A directory of my deep learning projects.
I spent my spring 2017 semester working on deep learning applications as a Solution Architect Intern at NVIDIA.
- Unsupervised Learning for Drug Discovery: Implemented Stacked Denoising Autoencoder and Deep Embedded Clustering (DEC) models in TensorFlow to help a pharmaceutical customer automate their drug discovery process.
- Domain Randomization for VR Object Localization: Experimented using 3D object localization to map real-world objects (e.g. chairs, tables) into VR. Generated synthetic sample data in Unreal Engine 4 using techniques for domain randomization, which enables theoretically unlimited training dataset size.
I research deep reinforcement learning at Brown University under Michael Littman.

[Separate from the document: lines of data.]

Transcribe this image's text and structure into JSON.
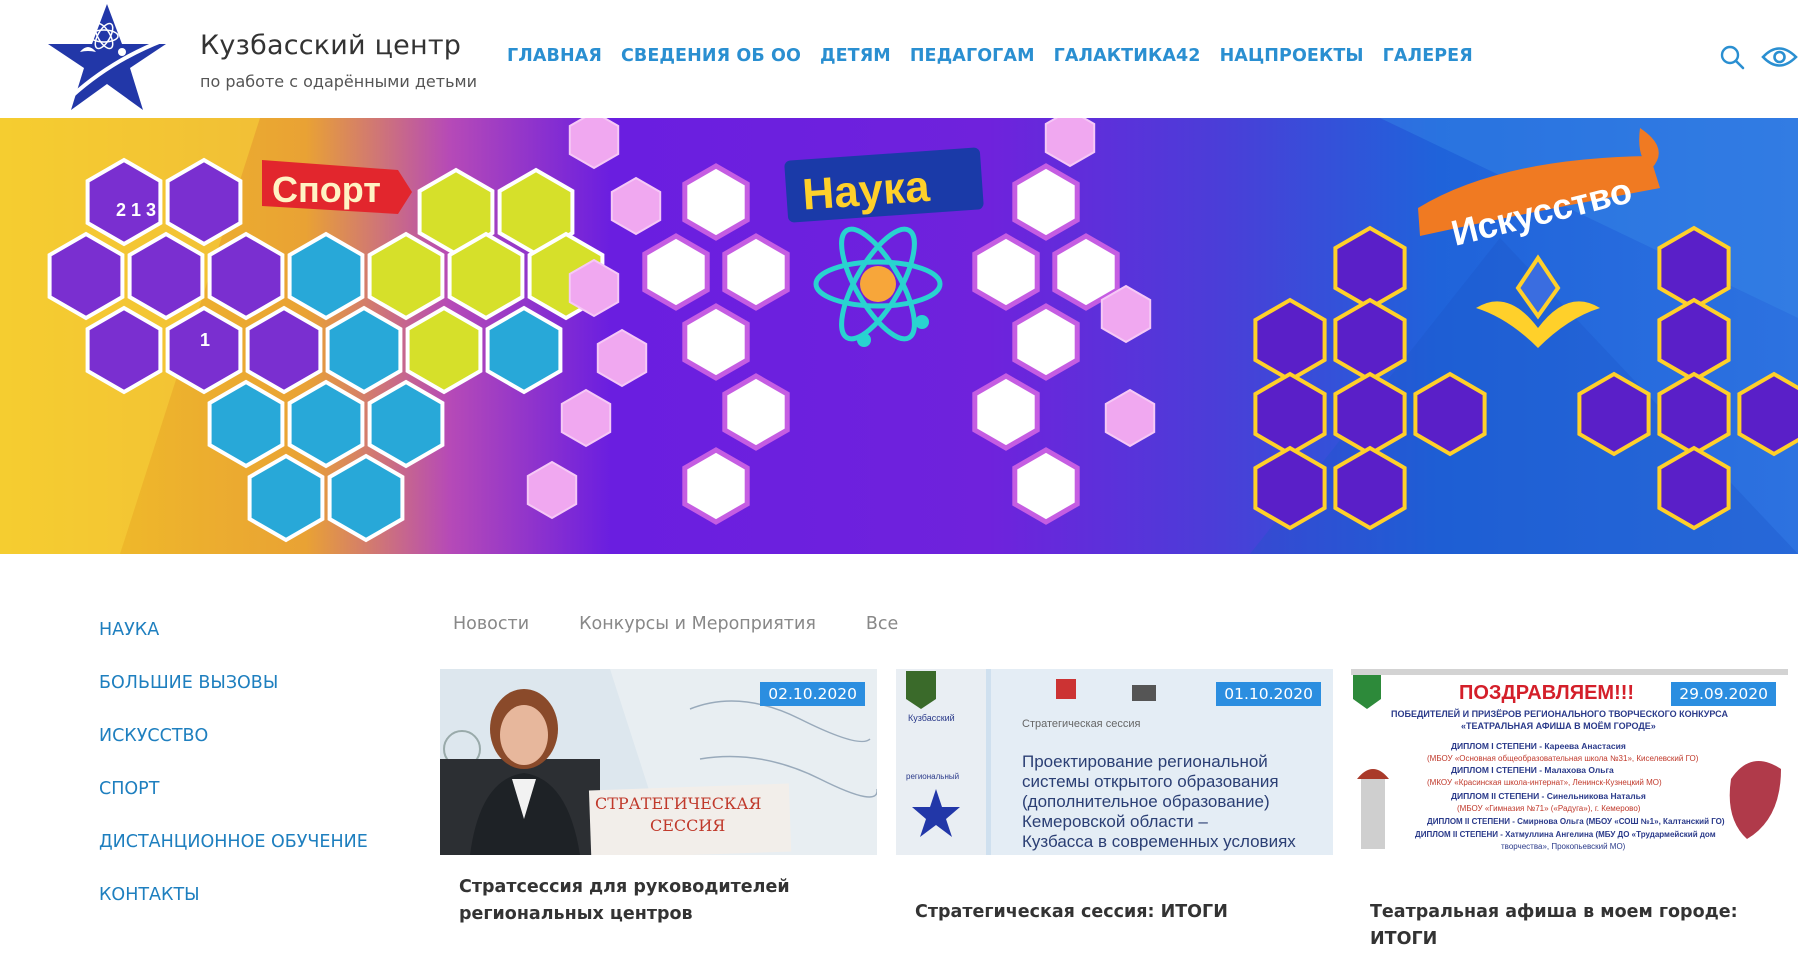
{
  "header": {
    "title": "Кузбасский центр",
    "subtitle": "по работе с одарёнными детьми",
    "logo_icon": "star-atom-logo"
  },
  "nav": [
    {
      "label": "ГЛАВНАЯ"
    },
    {
      "label": "СВЕДЕНИЯ ОБ ОО"
    },
    {
      "label": "ДЕТЯМ"
    },
    {
      "label": "ПЕДАГОГАМ"
    },
    {
      "label": "ГАЛАКТИКА42"
    },
    {
      "label": "НАЦПРОЕКТЫ"
    },
    {
      "label": "ГАЛЕРЕЯ"
    }
  ],
  "header_icons": [
    "search-icon",
    "eye-icon"
  ],
  "banner": {
    "sport_label": "Спорт",
    "science_label": "Наука",
    "art_label": "Искусство",
    "medal_text": "1",
    "podium_text": "2 1 3"
  },
  "sidebar": {
    "items": [
      {
        "label": "НАУКА"
      },
      {
        "label": "БОЛЬШИЕ ВЫЗОВЫ"
      },
      {
        "label": "ИСКУССТВО"
      },
      {
        "label": "СПОРТ"
      },
      {
        "label": "ДИСТАНЦИОННОЕ ОБУЧЕНИЕ"
      },
      {
        "label": "КОНТАКТЫ"
      }
    ]
  },
  "tabs": [
    {
      "label": "Новости"
    },
    {
      "label": "Конкурсы и Мероприятия"
    },
    {
      "label": "Все"
    }
  ],
  "cards": [
    {
      "date": "02.10.2020",
      "title": "Стратсессия для руководителей региональных центров",
      "image_text": [
        "СТРАТЕГИЧЕСКАЯ",
        "СЕССИЯ"
      ]
    },
    {
      "date": "01.10.2020",
      "title": "Стратегическая сессия: ИТОГИ",
      "image_text": [
        "Стратегическая сессия",
        "Проектирование региональной",
        "системы открытого образования",
        "(дополнительное образование)",
        "Кемеровской области –",
        "Кузбасса в современных условиях",
        "Кузбасский",
        "региональный"
      ]
    },
    {
      "date": "29.09.2020",
      "title": "Театральная афиша в моем городе: ИТОГИ",
      "image_text": [
        "ПОЗДРАВЛЯЕМ!!!",
        "ПОБЕДИТЕЛЕЙ И ПРИЗЁРОВ РЕГИОНАЛЬНОГО ТВОРЧЕСКОГО КОНКУРСА",
        "«ТЕАТРАЛЬНАЯ АФИША В МОЁМ ГОРОДЕ»",
        "ДИПЛОМ I СТЕПЕНИ - Кареева Анастасия",
        "(МБОУ «Основная общеобразовательная школа №31», Киселевский ГО)",
        "ДИПЛОМ I СТЕПЕНИ - Малахова Ольга",
        "(МКОУ «Красинская школа-интернат», Ленинск-Кузнецкий МО)",
        "ДИПЛОМ II СТЕПЕНИ - Синельникова Наталья",
        "(МБОУ «Гимназия №71» («Радуга»), г. Кемерово)",
        "ДИПЛОМ II СТЕПЕНИ - Смирнова Ольга (МБОУ «СОШ №1», Калтанский ГО)",
        "ДИПЛОМ II СТЕПЕНИ - Хатмуллина Ангелина (МБУ ДО «Трудармейский дом",
        "творчества», Прокопьевский МО)"
      ]
    }
  ],
  "colors": {
    "nav": "#2a8fd1",
    "sidebar": "#1e7fbf",
    "date_badge": "#2b8ee0",
    "banner_yellow": "#f3c322",
    "banner_purple": "#6e1ed6",
    "banner_blue": "#1e67d9"
  }
}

These are projects I've done in the lab:
- Adversarial Video Generation: A TensorFlow Implementation of "Deep Multi-Scale Video Prediction Beyond Mean Square Error" by Mathieu, Couprie & LeCun.

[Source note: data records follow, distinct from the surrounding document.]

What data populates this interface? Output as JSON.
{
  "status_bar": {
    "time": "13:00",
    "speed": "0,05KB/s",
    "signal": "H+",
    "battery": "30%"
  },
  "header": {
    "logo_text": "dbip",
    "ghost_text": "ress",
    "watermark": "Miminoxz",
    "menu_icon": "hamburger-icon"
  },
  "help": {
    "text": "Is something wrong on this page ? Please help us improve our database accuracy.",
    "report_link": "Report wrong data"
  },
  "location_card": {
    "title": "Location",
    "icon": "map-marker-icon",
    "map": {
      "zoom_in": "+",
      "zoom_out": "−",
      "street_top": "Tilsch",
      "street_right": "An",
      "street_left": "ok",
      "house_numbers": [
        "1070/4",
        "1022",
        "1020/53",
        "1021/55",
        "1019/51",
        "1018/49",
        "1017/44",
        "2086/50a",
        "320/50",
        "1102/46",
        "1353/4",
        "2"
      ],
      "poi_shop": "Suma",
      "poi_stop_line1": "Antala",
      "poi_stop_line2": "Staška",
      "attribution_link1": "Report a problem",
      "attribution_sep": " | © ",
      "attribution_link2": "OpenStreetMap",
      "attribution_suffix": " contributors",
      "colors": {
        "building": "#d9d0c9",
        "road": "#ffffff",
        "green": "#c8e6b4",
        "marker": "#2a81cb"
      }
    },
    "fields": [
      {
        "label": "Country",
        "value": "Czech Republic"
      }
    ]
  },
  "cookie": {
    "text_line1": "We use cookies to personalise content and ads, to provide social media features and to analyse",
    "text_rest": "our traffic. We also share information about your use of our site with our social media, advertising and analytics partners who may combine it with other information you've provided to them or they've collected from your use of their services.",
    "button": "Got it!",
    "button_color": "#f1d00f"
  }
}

I mess around with neural nets in my free time to learn new things and create cool AI art:
- encore.ai: Generate new lyrics in the style of any artist using LSTMs and TensorFlow. (Winner – Best ML Hack, HackMIT 2016.)
- Autonomous Driving: I was accepted into the innaugural class of Udacity's Self-Driving Car Nanodegree Program (4.5% acceptance rate). These are projects from that course:
- Behavioral Cloning: Used Keras and Deep CNNs to train a behavioral cloning network to predict steering angles from images based on samples of my driving.
- Lane Detection: Used classical computer vision to detect lane lines, curvature and car position from camera images in various lighting conditions.
- Car Detection: Used a SVM classifier on HOG, Color Histogram and Color Bin features to detect other cars on the road.